Apple conducted 756 supplier audits across 30 countries last year ©Apple Inc.
Apple conducted 756 supplier audits across 30 countries last year ©Apple Inc.

Apple drops 10 smelters from supply chain

9 March 2018

Apple removed 10 smelters and refiners from its supply chain in 2017 because they failed to comply with audits.

In its 2017 Conflict Minerals Report, an annual regulatory report, the tech giant said it had told its supply chain to drop the smelters as they had not completed or were not willing to participate in third party audits. Another six were removed by suppliers on their own initiative.

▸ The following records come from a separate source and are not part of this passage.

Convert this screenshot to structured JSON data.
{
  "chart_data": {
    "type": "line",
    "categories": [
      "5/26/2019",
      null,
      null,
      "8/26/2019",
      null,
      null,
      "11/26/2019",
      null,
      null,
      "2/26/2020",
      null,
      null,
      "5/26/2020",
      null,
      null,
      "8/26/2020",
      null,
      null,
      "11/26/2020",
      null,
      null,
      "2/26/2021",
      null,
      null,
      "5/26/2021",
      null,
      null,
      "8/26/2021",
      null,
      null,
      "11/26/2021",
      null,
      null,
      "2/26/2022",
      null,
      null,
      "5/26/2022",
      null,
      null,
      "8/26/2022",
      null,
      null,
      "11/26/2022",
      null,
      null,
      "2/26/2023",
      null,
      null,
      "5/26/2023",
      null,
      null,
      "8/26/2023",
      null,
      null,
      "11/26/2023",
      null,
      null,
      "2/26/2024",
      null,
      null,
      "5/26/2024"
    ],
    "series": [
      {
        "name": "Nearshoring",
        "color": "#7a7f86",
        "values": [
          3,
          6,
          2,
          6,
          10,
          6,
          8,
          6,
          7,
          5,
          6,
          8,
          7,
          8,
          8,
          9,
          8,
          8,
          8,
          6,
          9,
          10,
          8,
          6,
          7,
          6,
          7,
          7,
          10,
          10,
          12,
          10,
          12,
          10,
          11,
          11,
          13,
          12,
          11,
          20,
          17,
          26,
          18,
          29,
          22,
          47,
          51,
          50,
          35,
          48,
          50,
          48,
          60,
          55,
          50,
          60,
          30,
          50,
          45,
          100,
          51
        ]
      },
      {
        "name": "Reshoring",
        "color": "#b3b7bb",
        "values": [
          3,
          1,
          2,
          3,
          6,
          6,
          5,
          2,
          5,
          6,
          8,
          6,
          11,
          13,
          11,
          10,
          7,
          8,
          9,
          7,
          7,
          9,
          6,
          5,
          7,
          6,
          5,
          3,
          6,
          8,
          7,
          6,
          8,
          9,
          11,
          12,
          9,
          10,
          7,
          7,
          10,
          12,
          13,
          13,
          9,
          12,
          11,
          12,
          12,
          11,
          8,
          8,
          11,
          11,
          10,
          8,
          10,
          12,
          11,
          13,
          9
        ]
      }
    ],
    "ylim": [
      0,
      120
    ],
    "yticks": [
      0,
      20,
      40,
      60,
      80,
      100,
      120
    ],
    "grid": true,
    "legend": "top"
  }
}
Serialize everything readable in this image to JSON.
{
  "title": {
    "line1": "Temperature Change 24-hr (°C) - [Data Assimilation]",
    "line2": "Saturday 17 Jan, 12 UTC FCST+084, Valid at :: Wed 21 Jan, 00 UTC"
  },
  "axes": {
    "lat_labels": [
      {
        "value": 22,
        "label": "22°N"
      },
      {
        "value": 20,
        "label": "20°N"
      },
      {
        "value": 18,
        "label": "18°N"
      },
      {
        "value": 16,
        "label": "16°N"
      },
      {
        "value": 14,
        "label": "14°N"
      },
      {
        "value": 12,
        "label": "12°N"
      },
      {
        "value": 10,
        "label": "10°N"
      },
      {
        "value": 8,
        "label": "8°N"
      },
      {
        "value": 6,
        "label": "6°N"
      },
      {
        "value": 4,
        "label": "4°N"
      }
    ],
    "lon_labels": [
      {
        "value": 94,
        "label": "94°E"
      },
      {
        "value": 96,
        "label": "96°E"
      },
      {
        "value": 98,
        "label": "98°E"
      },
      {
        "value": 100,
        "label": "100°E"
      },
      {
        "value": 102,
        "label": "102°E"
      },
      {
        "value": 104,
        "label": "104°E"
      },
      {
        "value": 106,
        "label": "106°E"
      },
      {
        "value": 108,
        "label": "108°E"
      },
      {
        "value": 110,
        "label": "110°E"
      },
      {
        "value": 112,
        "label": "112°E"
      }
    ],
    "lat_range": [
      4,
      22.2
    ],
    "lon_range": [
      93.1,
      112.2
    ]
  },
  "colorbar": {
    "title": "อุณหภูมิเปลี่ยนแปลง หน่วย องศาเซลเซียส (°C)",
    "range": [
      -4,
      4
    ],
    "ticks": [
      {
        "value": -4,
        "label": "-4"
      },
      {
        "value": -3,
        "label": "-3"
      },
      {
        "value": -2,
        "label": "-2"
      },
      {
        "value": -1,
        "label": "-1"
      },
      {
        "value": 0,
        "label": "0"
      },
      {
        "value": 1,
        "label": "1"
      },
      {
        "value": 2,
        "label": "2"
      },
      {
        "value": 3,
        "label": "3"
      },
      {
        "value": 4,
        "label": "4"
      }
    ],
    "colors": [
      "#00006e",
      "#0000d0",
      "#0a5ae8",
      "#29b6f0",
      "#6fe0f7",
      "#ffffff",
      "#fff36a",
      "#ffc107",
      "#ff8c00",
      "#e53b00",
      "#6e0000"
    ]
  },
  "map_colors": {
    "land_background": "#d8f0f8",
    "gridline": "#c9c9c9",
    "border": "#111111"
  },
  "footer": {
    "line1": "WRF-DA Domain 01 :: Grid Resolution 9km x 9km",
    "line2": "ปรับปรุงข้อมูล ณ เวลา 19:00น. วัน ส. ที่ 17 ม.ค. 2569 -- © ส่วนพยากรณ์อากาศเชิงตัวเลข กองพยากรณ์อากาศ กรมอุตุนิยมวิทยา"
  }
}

The filing also said Apple achieved 100% participation for known smelters and refiners processing high-risk minerals including tin, tungsten, tantalum and gold, commonly referred to 3TG metals. As of the end of 2017 the firm had identified 250 such smelters in its supply chain. This is the third consecutive year Apple has achieved 100% compliance on third party audits.

These figures were released as part of Apple’s filing under the US Securities Exchange Act 1934.

Separately, the Cupertino firm has also released its latest supplier responsibility report. Its twelfth such annual report said Apple was still one of the few companies to maps its mineral supply chain past the smelters all the way to the source.

Across its entire supply chain Apple said it had conducted 756 supplier audits in 30 countries, representing 95% of the the firm’s spend.

The report said Apple had trained more than 3m people employed in its supply chain last year on their rights as workers, and returned $1.9m in recruitment fees to supplier employees found to be in bonded labour. Apple has a zero-fee policy for all suppliers, it said.

However the report also saw a doubling of core labour and human rights violations, with 44 identified this year compared to 22 last year. Of these the majority, 33, were working hours falsification violations. Apple mandates that suppliers must only work 60 hours a week, bans forced overtime and mandates one day off every seven days.

There were also three bonded labour violations, two underage labour violations and one incident where an Apple assessment team’s access to a site was restricted.

Environmentally, the report said Apple had increased the amount of recycling through its supply chain. Last year all of the iPhone final assembly facilities were were sending zero waste to landfill, it said, and the company outlined a new scheme that reuses protective film used in the manufacturing process to make trays to transport iPhones.

Last year in its environmental responsibility report Apple outline ambitions to build its iPhone out of completely recycled materials in a “closed-loop supply chain”, however this latest supplier responsibility report did not provide any updates.